Frances Ellen Watkins Harper

portrait

Born: September 24, 1825
Died: February 22, 1911

Ohio connection: Resident

Cincinnati

Frances Ellen Watkins Harper was born September 24, 1825, in Baltimore, Maryland to free parents but was orphaned by age three. She was raised by an aunt and uncle and studied Bible, literature, and public speaking at Academy for Negro Youth, a school founded by her uncle William Watkins. Her first job at thirteen was caring for the children of a bookseller. There she began writing, composing poems, and reading the popular literature of the period. At 14, she needed to work but could only find jobs in domestic service and as a seamstress. She published her first volume of poetry in Baltimore about 1845, Forest Leaves or Autumn Leaves, but no copies are now known to exist.

Frances moved from Maryland, a slave state, to Ohio, a free state, in 1850, the year of the Fugitive Slave Act. In Ohio, she taught domestic science as the first woman faculty member at Union Seminary (Columbus), an African Methodist Episcopal (AME) school which later was merged into Wilberforce University. A new law in 1853 prohibited any free black persons from re-entering Maryland. In 1854, Frances Ellen Watkins Harper moved to Pennsylvania for a teaching job in Little York. The next year she moved to Philadelphia. During these years, she became involved in the anti-slavery movement and with the Underground Railroad. Her first abolitionist speech was a marked success. She lectured frequently on abolitionism in New England, the Midwest, and California, preaching social and political reform and moral betterment. Her poetry was published in poetry magazines and newspapers. Poems on Miscellaneous Subjects, published in 1854 with a preface by abolitionist William Lloyd Garrison, contained “Bury Me in a Free Land,” her most-acclaimed abolitionist poem.

In 1860, she married Fenton Harper in Cincinnati and they bought a farm in Ohio.  Frances retired from public life and had a daughter, Mary. Fenton died in 1864. Now a widow, Frances returned to lecturing, financing the tour herself and taking her daughter with her. Following the Civil War, she traveled south for the first time and saw the appalling unfair treatment, flagrant voting rights violations, meager educational opportunities, and overt physical abuse of freed blacks, especially of black women of Reconstruction. Harper determined that “a free people could be a moral people only when the women were respected,” according to Larsen Scruggs, of Black American Literature Forum. Harper appealed to women of all colors to work towards social equality. To that end, she was a leader in the Women’s Christian Temperance Union (WCTU), she joined the American Equal Rights Association, and the American Women’s Suffrage Association. In 1893, a group of women gathered in connection with the World’s Fair as the World’s Congress of Representative Women. Harper joined with others including Fannie Barrier Williams to charge those organizing the gathering with excluding African American women. Harper’s address at the Columbian Exposition was on “Women’s Political Future.” Realizing the virtual exclusion of black women from the suffrage movement, Frances Ellen Watkins Harper joined with others to form the National Association of Colored Women. She became the first vice-president of the organization.  Mary E. Harper never married and worked with her mother, lecturing and teaching. Mary died in 1909.

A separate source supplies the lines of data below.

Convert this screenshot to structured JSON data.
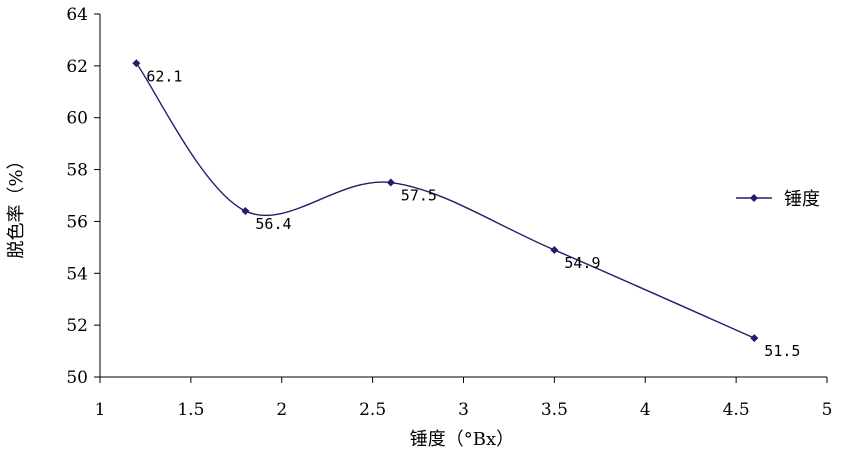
{
  "chart_data": {
    "type": "line",
    "title": "",
    "xlabel": "锤度（°Bx）",
    "ylabel": "脱色率（%）",
    "xlim": [
      1,
      5
    ],
    "ylim": [
      50,
      64
    ],
    "x_ticks": [
      "1",
      "1.5",
      "2",
      "2.5",
      "3",
      "3.5",
      "4",
      "4.5",
      "5"
    ],
    "y_ticks": [
      "50",
      "52",
      "54",
      "56",
      "58",
      "60",
      "62",
      "64"
    ],
    "grid": false,
    "legend": "right",
    "series": [
      {
        "name": "锤度",
        "color": "#1f1f6e",
        "marker": "diamond",
        "smooth": true,
        "x": [
          1.2,
          1.8,
          2.6,
          3.5,
          4.6
        ],
        "y": [
          62.1,
          56.4,
          57.5,
          54.9,
          51.5
        ],
        "labels": [
          "62.1",
          "56.4",
          "57.5",
          "54.9",
          "51.5"
        ]
      }
    ]
  }
}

Harper’s novel Iola Leroy, or, Shadows Uplifted was published in 1892. She also wrote three novels serialized in The Christian Recorder: Minnie’s Sacrifice, Sowing and Reaping, and Trial and Triumph, all of which were published in book form in 1994. The largest collections of Harper’s books and papers are housed at the Moorland-Spingarn Research Center at Howard University in Washington, DC, and at the Schomburg Center for Research in Black Culture at the New York Public Library.

Frances Ellen Watkins Harper died in Philadelphia on May 22, 1911, and was buried at Philadelphia’s Eden Cemetery, next to her daughter Mary.